Exam 1 Flashcards
Archeology
The study of human behavior based on surviving material finds
Prehistory
The period of human extending back before the time of written documents
Prehistoric Archeology
The archeology of ancient societies that were nonliterate
Text-aided archeology
Archaeology practiced with the aid of historical documents
BC vs AD, BCE vs CE
Before christ, Anno domini, before common era, common area
Three major scientific development
- Uniformitarianism: The principle that the same natural laws that operate in the present, have always happened in the past.
- Charles Darwin- The Origin of Species (1859)
- Definitive proof that humans are older than they were believed to be in the bible.
Artifact
An object made or given shape by humans
Ecofacts
An unmodified natural item that is of archeological significance
Archeological site
A place where some evidence of past activity is observed.
Archeological feature
An immovable structure or layer, pit, or post in the ground having archeological significance.
Excavation
The exposure, recording, and recovery of buried material remains
Stratigraphy
Layers of sediment, debris, rock that accumulate as the results of natural processes or human activity.

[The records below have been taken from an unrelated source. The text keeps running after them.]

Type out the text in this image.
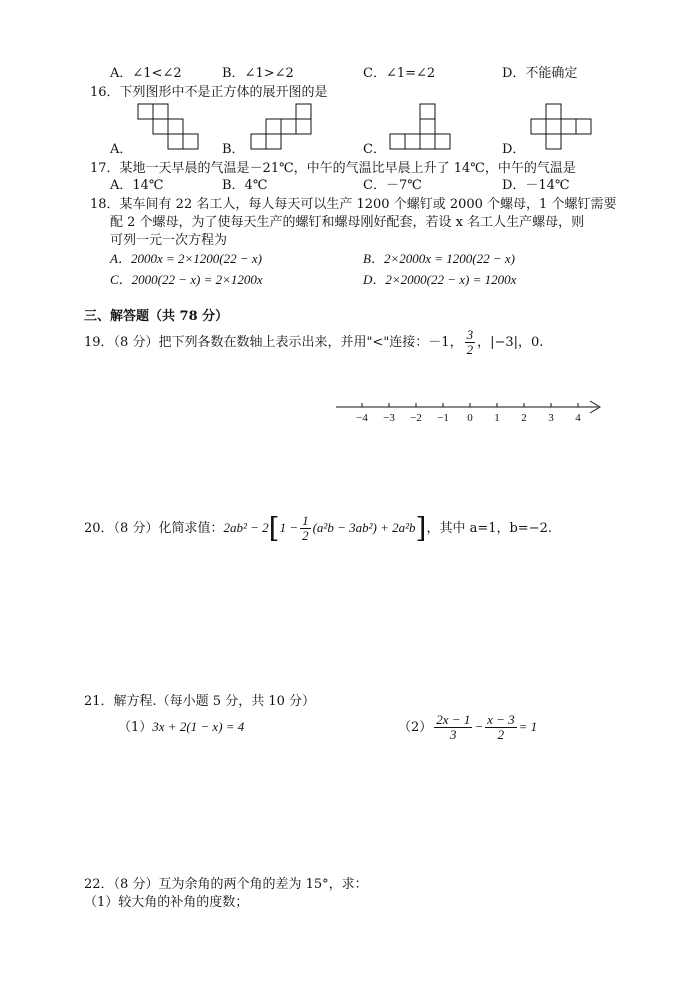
A．∠1<∠2	B．∠1>∠2	C．∠1=∠2	D．不能确定
16．下列图形中不是正方体的展开图的是
A．	B．	C．	D．
17．某地一天早晨的气温是－21℃，中午的气温比早晨上升了 14℃，中午的气温是
A．14℃	B．4℃	C．－7℃	D．－14℃
18．某车间有 22 名工人，每人每天可以生产 1200 个螺钉或 2000 个螺母，1 个螺钉需要
配 2 个螺母，为了使每天生产的螺钉和螺母刚好配套，若设 x 名工人生产螺母，则
可列一元一次方程为
A．2000x = 2×1200(22 − x)	B．2×2000x = 1200(22 − x)
C．2000(22 − x) = 2×1200x	D．2×2000(22 − x) = 1200x
三、解答题（共 78 分）
19．（8 分）把下列各数在数轴上表示出来，并用"<"连接：－1， $\frac{3}{2}$ ，|−3|，0.
−4 −3 −2 −1 0 1 2 3 4
20．（8 分）化简求值：$2ab^2 - 2[1 - \frac{1}{2} (a^2b - 3ab^2) + 2a^2b]$，其中 a=1，b=−2.
21．解方程.（每小题 5 分，共 10 分）
（1）3x + 2(1 − x) = 4	$(2) \frac{2x - 1}{3} - \frac{x - 3}{2} = 1$
22．（8 分）互为余角的两个角的差为 15°，求：
（1）较大角的补角的度数；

Older layers on the bottom
Archeological Field Survey
The method by which archeologists collect information about the location, distribution and organization of past human cultures across a large area.
Field walking: Walk transects (samples of land) to pick up artifacts.
Remote sensing
To find and delineate subsurface archeological features or objects without making physical contact with them
-Thermal imaging, satellite imagery, light detection with lasers (LiDAR), magnetometry(ground penetrating radar)
Can be aerial photography to find crop marks.
Paleolithic
The old stone age, the period of human history from c, 2,6 million years ago (first stone tools) until the domestication of plants and animals c, 12,000/10000 years ago.